French carmaker Peugeot Citroen unveiled a €3 billion capital tie-up with China’s Dongfeng and said the cash injection would buy time for a recovery after losing another €2.32bn in 2013.
Dongfeng Motor Group and the French state will each pay €800 million for 14 per cent of the carmaker to match the founding Peugeot family’s reduced holding, Peugeot said on Wednesday, confirming earlier reports.
The company unveiled new goals for its partnership with Dongfeng but warned that it may not halt losses until 2016 — a year later than initially promised.
“Everything is in place to give Peugeot a new lease of life as a major international carmaker,” chief financial officer Jean-Baptiste de Chatillon said on a conference call.
“We have the products, the teams, the know-how and now we have a new balanced and stable ownership.”

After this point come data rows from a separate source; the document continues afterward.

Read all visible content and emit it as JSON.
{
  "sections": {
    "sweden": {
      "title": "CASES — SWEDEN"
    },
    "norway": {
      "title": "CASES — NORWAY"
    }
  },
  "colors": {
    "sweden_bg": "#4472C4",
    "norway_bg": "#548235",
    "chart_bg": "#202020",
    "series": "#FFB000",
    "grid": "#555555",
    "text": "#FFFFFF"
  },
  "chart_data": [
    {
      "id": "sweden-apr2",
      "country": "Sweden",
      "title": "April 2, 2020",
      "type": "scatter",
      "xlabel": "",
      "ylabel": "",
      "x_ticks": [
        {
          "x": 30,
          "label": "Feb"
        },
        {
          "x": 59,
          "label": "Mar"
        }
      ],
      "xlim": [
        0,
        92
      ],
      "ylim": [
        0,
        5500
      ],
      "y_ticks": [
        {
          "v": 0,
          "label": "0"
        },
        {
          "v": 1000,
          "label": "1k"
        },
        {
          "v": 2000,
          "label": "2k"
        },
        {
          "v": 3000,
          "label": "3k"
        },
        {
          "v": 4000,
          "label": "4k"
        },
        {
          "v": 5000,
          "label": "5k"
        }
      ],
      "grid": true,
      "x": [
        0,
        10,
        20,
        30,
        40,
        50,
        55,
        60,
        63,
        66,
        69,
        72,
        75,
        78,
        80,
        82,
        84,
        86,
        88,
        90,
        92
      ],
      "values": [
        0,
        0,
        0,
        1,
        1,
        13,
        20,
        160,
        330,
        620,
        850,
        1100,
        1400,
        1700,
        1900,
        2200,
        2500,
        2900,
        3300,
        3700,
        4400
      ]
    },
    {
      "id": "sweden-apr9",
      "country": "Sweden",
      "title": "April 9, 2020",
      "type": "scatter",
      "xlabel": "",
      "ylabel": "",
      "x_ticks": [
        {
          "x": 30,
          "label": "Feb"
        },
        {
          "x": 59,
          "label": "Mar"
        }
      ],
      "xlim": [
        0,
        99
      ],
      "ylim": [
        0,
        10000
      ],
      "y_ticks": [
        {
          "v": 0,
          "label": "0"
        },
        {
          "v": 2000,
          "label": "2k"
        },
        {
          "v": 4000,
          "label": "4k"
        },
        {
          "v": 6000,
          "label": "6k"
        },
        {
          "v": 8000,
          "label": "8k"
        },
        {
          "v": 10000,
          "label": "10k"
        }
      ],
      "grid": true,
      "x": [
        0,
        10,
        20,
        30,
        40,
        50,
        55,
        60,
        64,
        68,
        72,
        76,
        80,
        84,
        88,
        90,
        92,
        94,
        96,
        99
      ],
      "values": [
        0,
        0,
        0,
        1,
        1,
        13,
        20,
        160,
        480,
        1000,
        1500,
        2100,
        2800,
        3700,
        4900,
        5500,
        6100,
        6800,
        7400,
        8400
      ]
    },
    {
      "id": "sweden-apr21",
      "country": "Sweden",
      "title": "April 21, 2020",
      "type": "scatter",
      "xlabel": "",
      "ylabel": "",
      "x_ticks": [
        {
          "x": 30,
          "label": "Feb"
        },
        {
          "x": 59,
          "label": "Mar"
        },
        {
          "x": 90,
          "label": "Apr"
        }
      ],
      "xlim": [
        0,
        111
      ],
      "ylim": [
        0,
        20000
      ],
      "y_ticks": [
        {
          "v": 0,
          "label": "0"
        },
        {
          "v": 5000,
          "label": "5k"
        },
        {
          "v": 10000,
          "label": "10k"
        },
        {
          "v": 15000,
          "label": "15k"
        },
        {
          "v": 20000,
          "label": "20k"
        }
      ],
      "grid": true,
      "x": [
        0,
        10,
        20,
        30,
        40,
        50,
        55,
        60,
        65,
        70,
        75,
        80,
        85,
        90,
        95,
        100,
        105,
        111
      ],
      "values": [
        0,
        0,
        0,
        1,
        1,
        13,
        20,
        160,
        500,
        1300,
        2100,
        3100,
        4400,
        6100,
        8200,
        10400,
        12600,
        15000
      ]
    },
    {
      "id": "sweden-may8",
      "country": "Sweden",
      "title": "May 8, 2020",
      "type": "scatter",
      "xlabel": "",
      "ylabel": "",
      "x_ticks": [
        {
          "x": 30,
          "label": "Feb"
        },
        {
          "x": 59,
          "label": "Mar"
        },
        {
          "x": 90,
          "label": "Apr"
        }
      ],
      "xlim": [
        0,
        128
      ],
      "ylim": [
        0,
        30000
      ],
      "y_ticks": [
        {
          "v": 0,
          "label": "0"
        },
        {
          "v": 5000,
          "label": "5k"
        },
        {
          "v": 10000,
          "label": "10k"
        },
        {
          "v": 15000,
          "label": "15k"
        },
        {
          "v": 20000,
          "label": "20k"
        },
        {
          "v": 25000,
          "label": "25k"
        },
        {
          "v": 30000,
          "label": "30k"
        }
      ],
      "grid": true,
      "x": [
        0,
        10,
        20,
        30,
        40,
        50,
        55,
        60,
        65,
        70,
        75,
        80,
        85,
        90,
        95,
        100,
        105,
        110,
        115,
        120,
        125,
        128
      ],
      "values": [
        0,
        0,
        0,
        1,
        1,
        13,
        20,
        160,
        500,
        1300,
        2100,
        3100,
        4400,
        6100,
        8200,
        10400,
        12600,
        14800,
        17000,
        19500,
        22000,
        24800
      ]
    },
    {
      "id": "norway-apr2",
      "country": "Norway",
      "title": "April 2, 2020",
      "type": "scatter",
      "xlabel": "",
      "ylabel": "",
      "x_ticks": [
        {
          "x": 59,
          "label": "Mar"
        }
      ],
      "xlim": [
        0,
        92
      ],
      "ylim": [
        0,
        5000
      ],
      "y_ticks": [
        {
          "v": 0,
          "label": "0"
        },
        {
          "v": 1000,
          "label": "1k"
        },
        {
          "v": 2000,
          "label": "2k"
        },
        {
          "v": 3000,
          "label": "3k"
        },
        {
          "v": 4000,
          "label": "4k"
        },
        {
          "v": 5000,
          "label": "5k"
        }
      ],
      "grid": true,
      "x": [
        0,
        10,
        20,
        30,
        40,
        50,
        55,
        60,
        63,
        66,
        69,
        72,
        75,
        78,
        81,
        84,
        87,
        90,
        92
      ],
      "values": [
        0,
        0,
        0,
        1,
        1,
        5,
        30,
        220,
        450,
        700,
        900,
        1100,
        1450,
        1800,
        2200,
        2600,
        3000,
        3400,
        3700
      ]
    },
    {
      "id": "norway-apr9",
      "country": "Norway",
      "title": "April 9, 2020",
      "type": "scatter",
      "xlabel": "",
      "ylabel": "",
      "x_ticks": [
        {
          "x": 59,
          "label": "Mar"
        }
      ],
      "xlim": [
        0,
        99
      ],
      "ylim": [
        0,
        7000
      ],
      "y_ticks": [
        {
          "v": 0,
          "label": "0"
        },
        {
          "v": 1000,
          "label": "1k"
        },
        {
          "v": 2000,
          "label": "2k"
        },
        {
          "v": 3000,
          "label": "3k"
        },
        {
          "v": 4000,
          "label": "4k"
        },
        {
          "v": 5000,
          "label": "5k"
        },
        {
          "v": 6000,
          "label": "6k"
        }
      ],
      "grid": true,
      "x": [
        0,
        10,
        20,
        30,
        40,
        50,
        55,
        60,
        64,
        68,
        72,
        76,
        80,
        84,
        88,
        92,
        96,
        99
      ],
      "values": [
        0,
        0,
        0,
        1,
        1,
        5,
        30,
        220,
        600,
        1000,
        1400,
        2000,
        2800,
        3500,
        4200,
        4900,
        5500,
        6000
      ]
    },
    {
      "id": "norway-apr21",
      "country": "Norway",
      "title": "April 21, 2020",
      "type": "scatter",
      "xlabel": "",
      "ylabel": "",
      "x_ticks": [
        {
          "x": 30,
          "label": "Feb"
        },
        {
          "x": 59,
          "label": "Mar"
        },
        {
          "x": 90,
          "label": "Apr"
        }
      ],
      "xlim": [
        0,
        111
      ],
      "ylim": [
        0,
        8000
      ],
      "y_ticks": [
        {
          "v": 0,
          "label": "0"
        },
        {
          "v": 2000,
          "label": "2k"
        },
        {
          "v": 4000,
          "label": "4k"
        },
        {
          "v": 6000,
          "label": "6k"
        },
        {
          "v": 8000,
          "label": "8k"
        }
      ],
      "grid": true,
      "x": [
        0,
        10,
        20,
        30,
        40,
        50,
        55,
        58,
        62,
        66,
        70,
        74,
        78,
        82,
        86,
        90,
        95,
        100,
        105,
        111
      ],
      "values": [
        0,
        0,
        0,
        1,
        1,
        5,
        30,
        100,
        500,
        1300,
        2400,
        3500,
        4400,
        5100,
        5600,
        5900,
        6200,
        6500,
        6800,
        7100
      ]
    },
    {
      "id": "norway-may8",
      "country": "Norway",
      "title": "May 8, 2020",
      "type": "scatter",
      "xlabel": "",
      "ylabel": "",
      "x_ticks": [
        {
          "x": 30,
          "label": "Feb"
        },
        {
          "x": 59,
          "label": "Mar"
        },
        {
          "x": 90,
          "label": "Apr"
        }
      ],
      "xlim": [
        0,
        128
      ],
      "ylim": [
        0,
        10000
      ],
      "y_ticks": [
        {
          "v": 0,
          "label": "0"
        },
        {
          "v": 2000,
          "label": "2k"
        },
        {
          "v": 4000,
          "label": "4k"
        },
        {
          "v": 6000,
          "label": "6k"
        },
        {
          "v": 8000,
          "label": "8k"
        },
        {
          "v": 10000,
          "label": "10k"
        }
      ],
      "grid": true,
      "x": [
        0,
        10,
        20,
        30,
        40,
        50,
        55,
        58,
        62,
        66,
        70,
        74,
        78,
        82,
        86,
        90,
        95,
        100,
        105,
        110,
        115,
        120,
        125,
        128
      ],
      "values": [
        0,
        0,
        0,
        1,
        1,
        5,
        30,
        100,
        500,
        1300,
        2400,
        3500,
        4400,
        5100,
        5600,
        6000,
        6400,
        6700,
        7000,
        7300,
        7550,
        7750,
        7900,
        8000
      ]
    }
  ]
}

The loss at Peugeot’s core auto division narrowed 30 per cent to €1.04bn - and net debt rose by about the same figure to €4.15bn - as drastic investment cuts failed to halt the red ink.
But operational cash consumption came in at €426m, outperforming the company’s goal of cutting the previous year’s €3bn cash burn at least by half.
The net loss, which compares with a €5bn deficit hit by asset writedowns in 2012, was deepened by an emerging market currency plunge that also contributed to a 2.4 per cent decline in group sales to €54.09bn.